Le titre original du film le rapproche de son origine littéraire, puisque « Morse » est l’adaptation d’un roman de John Ajvide Lindqvist, qui signe d’ailleurs aussi le scénario. « Låt den rätte
komma in », fidèlement traduit en anglais par "Let the Right One In" est une référence explicite à une chanson du chanteur de rock Steven Patrick Morrisey, intitulée "Let the Right One Slip In".
A double sens, la formule évoque à la fois la mythologie du vampire, qu’il faut inviter à rentrer dans son foyer pour qu’il puisse en franchir le seuil, mais désigne également le principe
d’élection entre les individus, la capacité de chacun à « choisir la bonne personne » que l’on souhaite voir rentrer dans notre vie pour mieux la partager… C’est ce que fera Oskar et Eli, en se
choisissant tous les deux mutuellement.

Mais avant de pousser plus loin l’analyse sémantique de « Morse », il convient de souligner sa forme extraordinaire et sa beauté plastique absolue. D’une poésie infinie, la mise en scène est
impeccable, d’une fluidité lente et cotonneuse, privilégiant les plans larges, voire les plans séquences parfois, pour filmer des personnages figés et perdus dans l’immensité neigeuse et nocturne
de la Suède… Un style précis, glacé, qui transforme le film en forme d’épure magistrale. Peu de dialogues, remplacés souvent par ses sons (bruits de bouches et de respiration, ventres qui
gargouillent…), des nappes sonores qui favorisent l’immersion complète du spectateur, subtilité des enchaînements, jeux de transparence, d’empreintes de doigts qui disparaissent sur une vitre
gelée… Tout confine à offrir au long métrage ce sentiment d’ « inquiétante étrangeté », qui le rend tellement fascinant et unique.
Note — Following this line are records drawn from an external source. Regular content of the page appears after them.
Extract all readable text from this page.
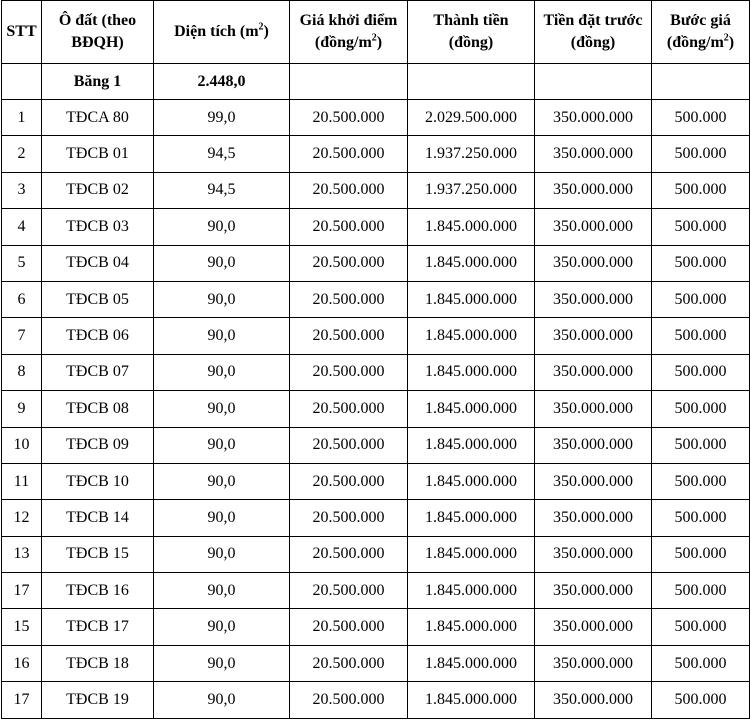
STT	Ô đất (theo BĐQH)	Diện tích $(m^2)$	Giá khởi điểm $(đồng/m^2)$	Thành tiền (đồng)	Tiền đặt trước (đồng)	Bước giá $(đồng/m^2)$
	Băng 1	2.448,0				
1	TĐCA 80	99,0	20.500.000	2.029.500.000	350.000.000	500.000
2	TĐCB 01	94,5	20.500.000	1.937.250.000	350.000.000	500.000
3	TĐCB 02	94,5	20.500.000	1.937.250.000	350.000.000	500.000
4	TĐCB 03	90,0	20.500.000	1.845.000.000	350.000.000	500.000
5	TĐCB 04	90,0	20.500.000	1.845.000.000	350.000.000	500.000
6	TĐCB 05	90,0	20.500.000	1.845.000.000	350.000.000	500.000
7	TĐCB 06	90,0	20.500.000	1.845.000.000	350.000.000	500.000
8	TĐCB 07	90,0	20.500.000	1.845.000.000	350.000.000	500.000
9	TĐCB 08	90,0	20.500.000	1.845.000.000	350.000.000	500.000
10	TĐCB 09	90,0	20.500.000	1.845.000.000	350.000.000	500.000
11	TĐCB 10	90,0	20.500.000	1.845.000.000	350.000.000	500.000
12	TĐCB 14	90,0	20.500.000	1.845.000.000	350.000.000	500.000
13	TĐCB 15	90,0	20.500.000	1.845.000.000	350.000.000	500.000
17	TĐCB 16	90,0	20.500.000	1.845.000.000	350.000.000	500.000
15	TĐCB 17	90,0	20.500.000	1.845.000.000	350.000.000	500.000
16	TĐCB 18	90,0	20.500.000	1.845.000.000	350.000.000	500.000
17	TĐCB 19	90,0	20.500.000	1.845.000.000	350.000.000	500.000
On peut lire dans « Morse » comme un conte cruel sur l’enfance. Les enfants sont filmés comme des petites êtres morbides et avides de violence, ce qui contraste avec leur douce apparence pleine
de candeur… Oskar est malmené par ses camarades de classe, qui n’hésitent pas à l’humilier ou à le frapper. Quand l’un d’eux l’« abîme » au visage, sa joue se recouvrant doucement de sang, sa
seule préoccupation n’est pas de savoir si Oskar a mal, mais la peur de se faire gronder par la mère de ce dernier, comme si Oskar n’était finalement qu’un objet, la propriété de quelqu’un
d’autre que l’on aurait détériorée… Alfredson cherche à nous montrer ce qui peut se passer dans les esprits torturés et souvent amoraux des enfants, ce qui est probablement plus proche de la
vérité que l’image innocente que l’on livre généralement du monde enfantin. Le visage d’Oskar lorsqu’il parvient enfin à avoir le dessus sur celui qui le maltraite, lançant un sourire
d’autosatisfaction victorieuse devant sa « victime » à ses pieds alors qu’il vient de lui crever l’oreille, est en cela terrifiant ! L’intérêt mortifère des enfants est également parfaitement
montré par les coupures de journaux qu’Oskar rassemble dans un cahier, comme passionné par des histoires horribles de faits divers violents et meurtriers… Le jeune garçon est filmé comme un être
à part, profondément seul au monde, exacerbant finalement ce que ressentent tous les enfants un jour ou l’autre…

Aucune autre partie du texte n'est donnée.